Low Barrier, Accessible and Supportive Service
As part of Toronto Community Hep C Program (TCHCP), for over ten years South Riverdale CHC has offered comprehensive, group-based Hep C treatment and support to people who use substances and/or have difficulty accessing mainstream health care.
The last year and a half has seen important developments for the program. Beginning in August, 2019, all of our non-clinical programming has been delivered by people with lived experience of HCV and who are former clients of the program. In September, as one of three models of care across Canada, the TCHCP was featured in a short documentary produced by Canadian AIDS Treatment Information Exchange and the International Network on Hepatitis in Substance Users. In 2020, we published a paper on our successful peer outreach testing project; this described the delivery by 11 current/former clients of rapid Hep C antibody tests to nearly 400 people who were at risk of Hep C. We also published a study which looked at health care administration data and found a reduction in emergency department visits among women, and a decrease across all Hep C program participants in emergency department visits for soft tissue infections.

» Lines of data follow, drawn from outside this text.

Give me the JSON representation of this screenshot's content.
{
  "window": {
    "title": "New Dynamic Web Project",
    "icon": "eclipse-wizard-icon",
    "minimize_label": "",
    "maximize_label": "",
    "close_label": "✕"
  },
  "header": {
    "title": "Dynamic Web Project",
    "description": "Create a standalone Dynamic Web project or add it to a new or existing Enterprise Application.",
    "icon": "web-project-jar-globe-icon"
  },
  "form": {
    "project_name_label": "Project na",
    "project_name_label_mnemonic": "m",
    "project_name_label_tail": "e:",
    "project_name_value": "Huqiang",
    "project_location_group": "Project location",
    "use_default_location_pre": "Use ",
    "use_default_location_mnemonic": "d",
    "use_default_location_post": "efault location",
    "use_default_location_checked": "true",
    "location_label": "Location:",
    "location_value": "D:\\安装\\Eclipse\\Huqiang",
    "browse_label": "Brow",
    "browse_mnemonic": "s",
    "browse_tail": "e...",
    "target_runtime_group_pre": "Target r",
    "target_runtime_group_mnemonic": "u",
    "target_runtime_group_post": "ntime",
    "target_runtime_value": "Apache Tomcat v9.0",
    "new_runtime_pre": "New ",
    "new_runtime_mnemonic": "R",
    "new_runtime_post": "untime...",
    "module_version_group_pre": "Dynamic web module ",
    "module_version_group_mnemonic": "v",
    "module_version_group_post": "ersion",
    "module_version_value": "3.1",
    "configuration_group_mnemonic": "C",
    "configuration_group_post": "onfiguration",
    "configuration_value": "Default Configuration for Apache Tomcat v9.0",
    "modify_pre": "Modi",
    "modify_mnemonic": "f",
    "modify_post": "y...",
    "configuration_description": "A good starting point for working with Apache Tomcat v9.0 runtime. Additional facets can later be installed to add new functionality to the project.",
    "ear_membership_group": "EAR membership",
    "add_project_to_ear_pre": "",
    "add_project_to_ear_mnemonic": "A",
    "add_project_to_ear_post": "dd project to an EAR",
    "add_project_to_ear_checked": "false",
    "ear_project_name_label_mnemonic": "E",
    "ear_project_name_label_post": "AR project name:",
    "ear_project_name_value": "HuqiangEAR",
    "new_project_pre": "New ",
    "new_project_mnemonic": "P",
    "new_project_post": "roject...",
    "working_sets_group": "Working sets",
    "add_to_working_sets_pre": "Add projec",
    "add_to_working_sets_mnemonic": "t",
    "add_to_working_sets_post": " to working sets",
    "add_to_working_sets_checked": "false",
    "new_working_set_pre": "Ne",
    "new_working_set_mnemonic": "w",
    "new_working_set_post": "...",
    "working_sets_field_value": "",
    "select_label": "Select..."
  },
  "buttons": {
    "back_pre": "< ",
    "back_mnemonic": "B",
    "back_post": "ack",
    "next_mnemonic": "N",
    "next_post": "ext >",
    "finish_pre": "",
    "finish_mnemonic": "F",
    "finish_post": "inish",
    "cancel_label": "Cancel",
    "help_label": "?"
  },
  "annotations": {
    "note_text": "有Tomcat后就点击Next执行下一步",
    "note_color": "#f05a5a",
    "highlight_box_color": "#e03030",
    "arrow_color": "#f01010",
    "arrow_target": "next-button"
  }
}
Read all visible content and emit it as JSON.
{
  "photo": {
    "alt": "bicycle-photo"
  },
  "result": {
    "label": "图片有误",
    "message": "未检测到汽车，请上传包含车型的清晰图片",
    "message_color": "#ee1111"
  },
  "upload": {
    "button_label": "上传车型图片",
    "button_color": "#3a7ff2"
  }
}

Like many other SRCHC programs and services, the Hep C program had to quickly adapt when COVID-19 hit. During the pandemic, staff has continued to offer Hep C care and support at the Health Centre. We’ve also continued to engage clients and our patient advisory board to find out what people’s needs are at this time, to continue the Hep C conversation and to figure out how we can be more responsive to current needs. Many Hep C staff have been redeployed to support other essential services (such as supervised consumption) or to new COVID-19 efforts including screening and lobby support, outbreak management for shelters/respites, and mobile COVID-19 testing in the community. Hep C staff have also been supporting the development of a safer supply program, conducting Indigenous-focused outreach and supporting homeless encampments. For many people who use drugs and live in poverty, Hep C is not the biggest priority at the moment. The overdose crisis and need for safe shelter/housing are more pressing for survival. By addressing the social determinants of health, TCHCP has always aimed to meet client needs more broadly than just Hep C.
Even as other Hep C programs have had to decrease services, the TCHCP has remained committed to providing accessible, supportive and low barrier service during COVID, with ongoing treatment initiation and support over the continuum of care. We have explored new partnerships and ways of delivering care that are responsive to the changing needs of clients. And as the pandemic continues, we will continue to meet clients where they are at. We offer what is needed most while we build relationships and partnerships. This will become the foundation for addressing the elimination of Hep C in the future.